Adlington conman gets 4 years for failing to repay £500k profit

 
Rebecca Adlington

A fraudster who ripped off music fans and Rebecca Adlington’s parents in a ticket scam has been jailed for an extra four years after failing to repay a penny of his illegal profits.

Alan Scott, from Essex, was ordered to hand back £500,000 he made as one of the ringleaders of a £5 million fraud, in which more than 10,000 people were sold tickets that never arrived.

Victims of the con included Adlington’s parents, who missed the first of the Olympic star’s two Beijing gold medal-winning performances when £1,100 tickets they had bought failed to materialise. Music fans who bought tickets for concerts at the O2 and for the Reading, Leeds and V festivals also lost out, along with others who paid Scott’s agency “Xclusive” for non-existent seats at rugby and football matches.

Scott’s unlawful profits should have been returned by April under a confiscation order imposed by a judge at Southwark Crown Court last year.

But the fraudster, 59, has so far failed to repay anything and has now been given a further four-year “default” sentence on top of his original seven-year term for the crime, after being hauled before Westminster magistrates to be punished for his defiance.

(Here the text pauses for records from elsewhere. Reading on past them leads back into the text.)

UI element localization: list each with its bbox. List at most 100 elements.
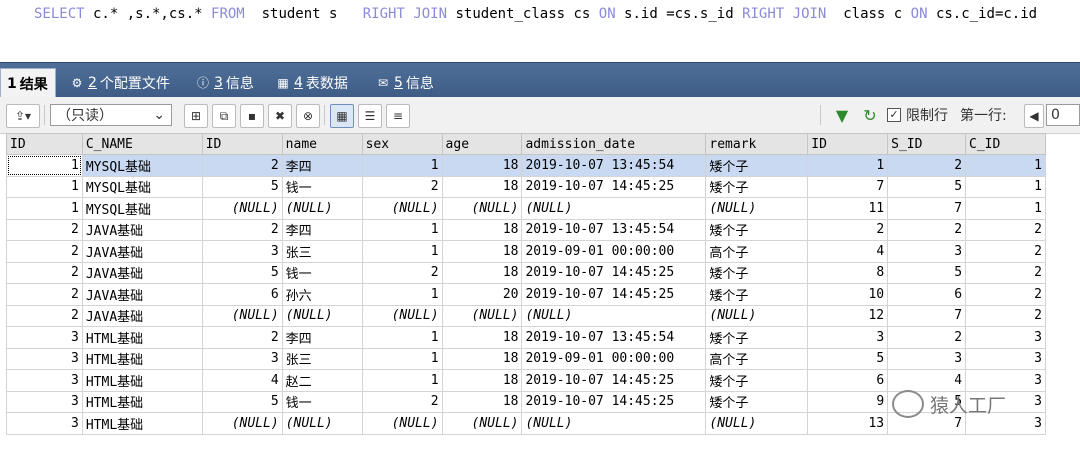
column-header-id[interactable]: ID [807,133,889,155]
table-cell[interactable]: 1 [965,175,1046,198]
table-cell[interactable]: (NULL) [361,412,443,435]
table-cell[interactable]: 2 [965,283,1046,306]
table-cell[interactable]: 3 [6,412,83,435]
sql-query-line[interactable]: SELECT c.* ,s.*,cs.* FROM student s RIGH… [34,6,1037,22]
table-cell[interactable]: 6 [807,369,889,392]
table-cell[interactable]: 3 [887,240,967,263]
tab-profiles[interactable]: ⚙ 2 个配置文件 [64,68,176,98]
table-cell[interactable]: MYSQL基础 [81,197,203,220]
table-row[interactable]: 2 JAVA基础 (NULL) (NULL) (NULL) (NULL) (NULL) (NU… [6,304,1046,327]
column-header-age[interactable]: age [441,133,523,155]
table-cell[interactable]: 张三 [281,240,363,263]
table-cell[interactable]: 3 [6,326,83,349]
column-header-name[interactable]: name [281,133,363,155]
table-cell[interactable]: 5 [201,175,283,198]
table-cell[interactable]: (NULL) [281,197,363,220]
table-cell[interactable]: HTML基础 [81,347,203,370]
table-row[interactable]: 1 MYSQL基础 5 钱一 2 18 2019-10-07 14:45:25 矮个子 7 5 1 [6,175,1046,198]
sql-editor[interactable]: SELECT c.* ,s.*,cs.* FROM student s RIGH… [0,0,1080,48]
table-cell[interactable]: 矮个子 [705,261,809,284]
table-cell[interactable]: (NULL) [705,304,809,327]
table-cell[interactable]: 李四 [281,154,363,177]
save-button[interactable]: ▪ [240,104,264,128]
table-cell[interactable]: 3 [6,347,83,370]
table-cell[interactable]: 6 [201,283,283,306]
table-cell[interactable]: 2 [807,218,889,241]
tab-table-data[interactable]: ▦ 4 表数据 [270,68,354,98]
export-menu-button[interactable]: ⇪▾ [6,104,40,128]
table-cell[interactable]: 5 [807,347,889,370]
table-cell[interactable]: 矮个子 [705,154,809,177]
limit-rows-checkbox[interactable]: ✓ [886,104,902,126]
table-cell[interactable]: 18 [441,390,523,413]
column-header-id[interactable]: ID [201,133,283,155]
table-cell[interactable]: 4 [807,240,889,263]
table-cell[interactable]: 2 [6,304,83,327]
table-cell[interactable]: 矮个子 [705,326,809,349]
table-cell[interactable]: 2019-10-07 13:45:54 [521,326,707,349]
table-cell[interactable]: 3 [807,326,889,349]
table-cell[interactable]: 2 [361,390,443,413]
table-cell[interactable]: 李四 [281,218,363,241]
table-row[interactable]: 3 HTML基础 4 赵二 1 18 2019-10-07 14:45:25 矮个子 6 4 3 [6,369,1046,392]
table-cell[interactable]: MYSQL基础 [81,175,203,198]
previous-page-button[interactable]: ◀ [1024,104,1044,128]
table-cell[interactable]: 矮个子 [705,390,809,413]
table-cell[interactable]: 6 [887,283,967,306]
column-header-sex[interactable]: sex [361,133,443,155]
mode-select[interactable]: （只读） ⌄ [50,104,172,126]
table-cell[interactable]: 2019-10-07 14:45:25 [521,261,707,284]
table-cell[interactable]: 钱一 [281,390,363,413]
table-cell[interactable]: (NULL) [281,412,363,435]
table-row[interactable]: 2 JAVA基础 2 李四 1 18 2019-10-07 13:45:54 矮个子 2 2 2 [6,218,1046,241]
table-cell[interactable]: JAVA基础 [81,304,203,327]
table-cell[interactable]: JAVA基础 [81,261,203,284]
table-cell[interactable]: 18 [441,261,523,284]
table-cell[interactable]: 2 [887,154,967,177]
table-cell[interactable]: (NULL) [361,197,443,220]
table-cell[interactable]: 2019-10-07 14:45:25 [521,390,707,413]
table-cell[interactable]: 1 [361,347,443,370]
table-cell[interactable]: 钱一 [281,175,363,198]
table-cell[interactable]: 5 [201,261,283,284]
table-cell[interactable]: (NULL) [201,197,283,220]
table-cell[interactable]: 2 [361,175,443,198]
table-cell[interactable]: 2019-10-07 14:45:25 [521,369,707,392]
table-cell[interactable]: 7 [887,304,967,327]
table-cell[interactable]: 13 [807,412,889,435]
table-cell[interactable]: 1 [361,218,443,241]
table-cell[interactable]: 4 [887,369,967,392]
tab-messages[interactable]: ✉ 5 信息 [370,68,440,98]
table-cell[interactable]: 20 [441,283,523,306]
table-cell[interactable]: 3 [6,369,83,392]
table-cell[interactable]: 9 [807,390,889,413]
table-row[interactable]: 3 HTML基础 2 李四 1 18 2019-10-07 13:45:54 矮个子 3 2 3 [6,326,1046,349]
table-cell[interactable]: 3 [6,390,83,413]
table-cell[interactable]: HTML基础 [81,412,203,435]
table-cell[interactable]: 5 [201,390,283,413]
table-row[interactable]: 2 JAVA基础 3 张三 1 18 2019-09-01 00:00:00 高个子 4 3 2 [6,240,1046,263]
table-cell[interactable]: (NULL) [201,304,283,327]
grid-view-button[interactable]: ▦ [330,104,354,128]
table-row[interactable]: 3 HTML基础 (NULL) (NULL) (NULL) (NULL) (NULL) (NU… [6,412,1046,435]
refresh-icon[interactable]: ↻ [860,104,880,126]
table-cell[interactable]: 高个子 [705,347,809,370]
table-cell[interactable]: HTML基础 [81,369,203,392]
table-cell[interactable]: 18 [441,175,523,198]
duplicate-row-button[interactable]: ⧉ [212,104,236,128]
table-row[interactable]: 1 MYSQL基础 2 李四 1 18 2019-10-07 13:45:54 矮个子 1 2 1 [6,154,1046,177]
table-cell[interactable]: 1 [6,175,83,198]
table-cell[interactable]: 2 [965,240,1046,263]
table-row[interactable]: 3 HTML基础 3 张三 1 18 2019-09-01 00:00:00 高个子 5 3 3 [6,347,1046,370]
form-view-button[interactable]: ☰ [358,104,382,128]
table-cell[interactable]: 高个子 [705,240,809,263]
table-cell[interactable]: 1 [361,283,443,306]
table-cell[interactable]: (NULL) [521,304,707,327]
table-cell[interactable]: (NULL) [201,412,283,435]
table-cell[interactable]: 12 [807,304,889,327]
table-cell[interactable]: 7 [807,175,889,198]
table-cell[interactable]: 孙六 [281,283,363,306]
table-cell[interactable]: 2 [6,283,83,306]
table-cell[interactable]: 3 [887,347,967,370]
text-view-button[interactable]: ≡ [386,104,410,128]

It follows the disclosure by the Evening Standard that his accomplice, Londoner Terence Shepherd, is among 16 millionaire fraudsters, brought to justice by the Serious Fraud Office, who have failed to repay their illicit gains.

Shepherd, 54, from Blackheath, who was given an eight-year sentence, has also missed his deadline for repaying the £1.25 million he gained from the scam.

He has so far avoided an additional six-year prison term because of a pending appeal. Many of the other 15 offenders on the SFO list, who include fraudsters involved in dotcom, metal-trading and other scams, have also escaped further penalties for legal reasons.

But Mark Thompson, head of the Serious Fraud Office’s proceeds of crime division, insisted that the extra four-year term for Scott showed tough sanctions would be imposed on non-payers whenever possible.

He said: “This is an example of the action that the SFO takes to enforce unpaid orders. Mr Scott now has a clear incentive to make payments towards his order.”

Both Scott and Shepherd were found guilty of fraud after a trial at Southwark Crown Court in 2011. They had offered “hard to get” tickets to major events through their firm, but failed to provide them to customers.